Abstract 4406: Identification and Biophysical Properties of Novel Connexin40 Mutations Associated with Idiopathic Atrial Fibrillation
Atrial fibrillation (AF) is the most common sustained cardiac arrhythmia. In lone AF, the majority of cases are non-familial and a genetic basis for the arrhythmia is not routinely considered. We have recently demonstrated that mutations of the connexin40 (Cx40) gene may be detected in atrial tissue only, and absent from lymphocyte DNA analysis of the same patient, defining some cases of lone AF to be a somatic genetic disease. We now describe the identification and biophysical properties of 2 novel Cx40 mutations found in a cohort of patients with lone AF.

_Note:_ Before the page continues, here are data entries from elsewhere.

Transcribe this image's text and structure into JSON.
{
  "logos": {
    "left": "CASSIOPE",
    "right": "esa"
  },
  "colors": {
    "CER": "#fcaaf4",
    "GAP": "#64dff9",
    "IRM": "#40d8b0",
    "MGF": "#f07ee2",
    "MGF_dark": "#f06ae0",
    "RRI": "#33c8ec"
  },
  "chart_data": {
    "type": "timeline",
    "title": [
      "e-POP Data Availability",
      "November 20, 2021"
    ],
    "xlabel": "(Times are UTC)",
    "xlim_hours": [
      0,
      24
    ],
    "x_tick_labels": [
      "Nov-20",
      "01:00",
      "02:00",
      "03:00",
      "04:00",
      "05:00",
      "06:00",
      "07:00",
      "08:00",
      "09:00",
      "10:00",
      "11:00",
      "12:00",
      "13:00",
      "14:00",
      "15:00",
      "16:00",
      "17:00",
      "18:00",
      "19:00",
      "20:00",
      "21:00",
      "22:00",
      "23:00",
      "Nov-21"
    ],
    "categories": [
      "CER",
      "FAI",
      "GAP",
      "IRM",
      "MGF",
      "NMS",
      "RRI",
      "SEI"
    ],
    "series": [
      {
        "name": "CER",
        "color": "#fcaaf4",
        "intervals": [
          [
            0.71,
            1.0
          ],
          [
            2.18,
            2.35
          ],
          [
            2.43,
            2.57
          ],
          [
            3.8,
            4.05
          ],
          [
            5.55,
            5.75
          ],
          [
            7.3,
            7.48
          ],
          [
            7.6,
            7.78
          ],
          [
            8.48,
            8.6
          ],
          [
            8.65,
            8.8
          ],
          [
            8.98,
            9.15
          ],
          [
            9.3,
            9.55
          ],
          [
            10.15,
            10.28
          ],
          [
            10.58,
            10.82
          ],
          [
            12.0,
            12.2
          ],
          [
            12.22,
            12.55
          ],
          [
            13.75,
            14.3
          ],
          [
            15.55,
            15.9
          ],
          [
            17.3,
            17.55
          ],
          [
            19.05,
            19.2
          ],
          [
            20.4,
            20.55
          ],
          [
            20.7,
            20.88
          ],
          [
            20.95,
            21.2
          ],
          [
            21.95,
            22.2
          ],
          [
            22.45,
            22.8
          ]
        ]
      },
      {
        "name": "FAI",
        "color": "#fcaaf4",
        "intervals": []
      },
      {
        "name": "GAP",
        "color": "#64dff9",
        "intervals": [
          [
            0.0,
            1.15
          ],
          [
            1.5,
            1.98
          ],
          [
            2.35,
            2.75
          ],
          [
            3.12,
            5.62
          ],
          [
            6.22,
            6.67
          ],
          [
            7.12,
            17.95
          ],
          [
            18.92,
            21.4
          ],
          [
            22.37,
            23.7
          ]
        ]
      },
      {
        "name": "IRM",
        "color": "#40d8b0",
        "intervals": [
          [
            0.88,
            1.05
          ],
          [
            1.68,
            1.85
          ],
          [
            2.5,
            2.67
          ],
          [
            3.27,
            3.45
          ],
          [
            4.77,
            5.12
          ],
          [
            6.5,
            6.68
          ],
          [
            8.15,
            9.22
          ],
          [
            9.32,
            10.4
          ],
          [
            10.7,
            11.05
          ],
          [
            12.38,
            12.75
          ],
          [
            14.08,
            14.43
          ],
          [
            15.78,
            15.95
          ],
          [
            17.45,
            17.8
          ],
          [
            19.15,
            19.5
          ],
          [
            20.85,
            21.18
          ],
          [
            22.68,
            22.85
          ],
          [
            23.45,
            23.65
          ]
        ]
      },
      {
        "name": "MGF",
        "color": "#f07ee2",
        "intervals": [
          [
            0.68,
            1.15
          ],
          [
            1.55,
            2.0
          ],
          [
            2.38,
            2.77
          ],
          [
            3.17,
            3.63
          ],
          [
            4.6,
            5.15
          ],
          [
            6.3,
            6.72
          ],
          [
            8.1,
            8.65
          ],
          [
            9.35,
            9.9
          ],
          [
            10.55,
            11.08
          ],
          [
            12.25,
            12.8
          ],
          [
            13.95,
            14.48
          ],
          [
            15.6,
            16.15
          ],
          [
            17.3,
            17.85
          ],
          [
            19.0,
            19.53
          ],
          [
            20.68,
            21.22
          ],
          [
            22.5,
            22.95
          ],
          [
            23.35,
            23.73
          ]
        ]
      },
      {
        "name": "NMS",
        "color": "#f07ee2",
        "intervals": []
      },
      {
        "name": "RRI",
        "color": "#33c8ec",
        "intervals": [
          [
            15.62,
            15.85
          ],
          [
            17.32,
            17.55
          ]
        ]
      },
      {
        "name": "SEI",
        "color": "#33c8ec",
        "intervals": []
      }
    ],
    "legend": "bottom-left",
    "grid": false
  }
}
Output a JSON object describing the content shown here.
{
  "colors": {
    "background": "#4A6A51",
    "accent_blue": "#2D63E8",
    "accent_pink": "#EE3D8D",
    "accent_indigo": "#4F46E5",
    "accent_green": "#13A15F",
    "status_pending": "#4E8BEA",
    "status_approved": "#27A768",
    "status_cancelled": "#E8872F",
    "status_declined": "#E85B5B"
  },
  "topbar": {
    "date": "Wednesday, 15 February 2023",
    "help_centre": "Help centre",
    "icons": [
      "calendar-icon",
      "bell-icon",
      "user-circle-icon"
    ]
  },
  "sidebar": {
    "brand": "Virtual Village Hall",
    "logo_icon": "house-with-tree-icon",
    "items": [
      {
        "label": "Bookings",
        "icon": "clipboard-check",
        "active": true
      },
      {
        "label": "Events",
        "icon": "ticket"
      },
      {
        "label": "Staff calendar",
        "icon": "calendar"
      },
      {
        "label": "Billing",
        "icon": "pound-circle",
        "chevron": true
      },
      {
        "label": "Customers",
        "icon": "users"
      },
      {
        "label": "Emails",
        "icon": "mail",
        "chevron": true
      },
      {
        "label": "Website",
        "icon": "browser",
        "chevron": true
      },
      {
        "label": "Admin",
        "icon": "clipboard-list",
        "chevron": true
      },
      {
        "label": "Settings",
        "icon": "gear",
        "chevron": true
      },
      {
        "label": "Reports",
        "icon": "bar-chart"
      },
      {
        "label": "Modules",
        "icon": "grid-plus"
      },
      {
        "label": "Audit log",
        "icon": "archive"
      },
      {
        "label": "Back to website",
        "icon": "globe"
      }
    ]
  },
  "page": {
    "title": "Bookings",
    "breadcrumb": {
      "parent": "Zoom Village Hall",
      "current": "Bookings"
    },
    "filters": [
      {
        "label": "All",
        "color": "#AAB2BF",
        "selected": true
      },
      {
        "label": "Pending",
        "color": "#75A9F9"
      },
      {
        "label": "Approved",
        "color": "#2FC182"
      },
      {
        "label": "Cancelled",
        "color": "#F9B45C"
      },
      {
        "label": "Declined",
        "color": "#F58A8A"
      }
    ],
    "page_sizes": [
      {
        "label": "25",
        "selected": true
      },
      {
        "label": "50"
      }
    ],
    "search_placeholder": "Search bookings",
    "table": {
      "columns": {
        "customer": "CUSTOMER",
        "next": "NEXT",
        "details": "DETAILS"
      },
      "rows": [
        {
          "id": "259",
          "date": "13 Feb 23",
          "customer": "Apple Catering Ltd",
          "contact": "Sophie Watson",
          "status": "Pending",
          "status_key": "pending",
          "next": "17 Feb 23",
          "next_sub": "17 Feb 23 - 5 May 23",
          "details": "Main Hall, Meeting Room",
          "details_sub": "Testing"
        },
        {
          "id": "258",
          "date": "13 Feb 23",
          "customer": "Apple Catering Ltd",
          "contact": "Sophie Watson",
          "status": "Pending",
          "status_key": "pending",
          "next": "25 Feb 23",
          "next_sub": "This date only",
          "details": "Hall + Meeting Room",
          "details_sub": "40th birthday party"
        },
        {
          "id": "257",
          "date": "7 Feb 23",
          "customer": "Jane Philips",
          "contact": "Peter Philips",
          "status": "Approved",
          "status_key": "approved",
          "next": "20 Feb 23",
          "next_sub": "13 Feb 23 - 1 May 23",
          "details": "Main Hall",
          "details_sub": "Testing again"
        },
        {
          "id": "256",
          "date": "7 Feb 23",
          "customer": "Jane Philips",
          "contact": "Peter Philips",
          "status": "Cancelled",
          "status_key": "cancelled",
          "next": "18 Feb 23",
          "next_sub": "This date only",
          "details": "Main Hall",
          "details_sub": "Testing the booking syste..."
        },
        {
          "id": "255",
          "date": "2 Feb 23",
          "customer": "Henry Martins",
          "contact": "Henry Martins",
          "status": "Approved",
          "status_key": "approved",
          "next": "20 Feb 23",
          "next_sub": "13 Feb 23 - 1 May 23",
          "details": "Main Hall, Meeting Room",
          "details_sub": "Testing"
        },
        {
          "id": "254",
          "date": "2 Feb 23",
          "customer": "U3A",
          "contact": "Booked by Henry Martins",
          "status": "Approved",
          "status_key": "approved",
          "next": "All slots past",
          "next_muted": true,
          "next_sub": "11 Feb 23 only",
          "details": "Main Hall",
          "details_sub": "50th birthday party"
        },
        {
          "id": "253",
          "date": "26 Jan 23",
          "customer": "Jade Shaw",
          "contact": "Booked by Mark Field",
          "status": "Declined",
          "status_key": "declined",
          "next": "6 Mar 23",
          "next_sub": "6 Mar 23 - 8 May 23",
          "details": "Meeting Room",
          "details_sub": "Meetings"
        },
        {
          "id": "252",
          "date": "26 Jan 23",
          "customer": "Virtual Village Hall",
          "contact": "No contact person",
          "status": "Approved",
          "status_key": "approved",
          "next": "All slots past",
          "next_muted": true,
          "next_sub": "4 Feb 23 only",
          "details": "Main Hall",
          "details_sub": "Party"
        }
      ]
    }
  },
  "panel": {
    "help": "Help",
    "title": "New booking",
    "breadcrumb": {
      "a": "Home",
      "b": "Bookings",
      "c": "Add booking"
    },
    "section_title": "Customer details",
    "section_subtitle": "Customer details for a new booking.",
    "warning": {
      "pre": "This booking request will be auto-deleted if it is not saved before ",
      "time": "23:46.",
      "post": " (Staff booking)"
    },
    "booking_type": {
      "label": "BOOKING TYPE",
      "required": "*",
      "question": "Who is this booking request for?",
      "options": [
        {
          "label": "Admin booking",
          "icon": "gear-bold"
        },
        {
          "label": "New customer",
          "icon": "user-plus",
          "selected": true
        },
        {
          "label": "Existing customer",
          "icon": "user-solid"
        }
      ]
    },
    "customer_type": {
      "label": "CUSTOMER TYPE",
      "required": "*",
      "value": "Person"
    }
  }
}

Methods: A cohort of 75 lone AF patients underwent genetic screening of lymphocyte DNA for genetic variants of the Cx40 gene (GJA5) using heteroduplex analysis. Abnormal conformers were directly sequenced. Two novel Cx40 mutations were identified from 2 patients, Phe30Leu and Gly311Ser, respectively. Protein trafficking studies were performed in Hela cells. Electrophysiologic studies were undertaken in N2A cells and Xenopus oocytes injected with wild type or mutant Cx40.
Results: Protein trafficking studies in Hela cells demonstrated appropriate localization and plaque formation of mutant Cx40 proteins to sites of cell-to-cell contact. Electrical cell-to-cell coupling of the Gly311Ser-Cx40 mutant was significantly reduced as compared to wt-Cx40. Electrical coupling of the Phe30Leu-Cx40 mutant demonstrated similar junctional conductance to wt-Cx40. However, in single Xenopus oocytes, Phe30Leu-Cx40 hemichannel currents were significantly greater than oocytes injected with similar amounts of wt-Cx40.
Conclusion: These results confirm our previous findings that a loss of gap junction cell-to-cell coupling may predispose the atria to fibrillation. In addition, we describe the finding of enhanced connexin hemichannel function as a potential novel mechanism promoting vulnerability to atrial fibrillation.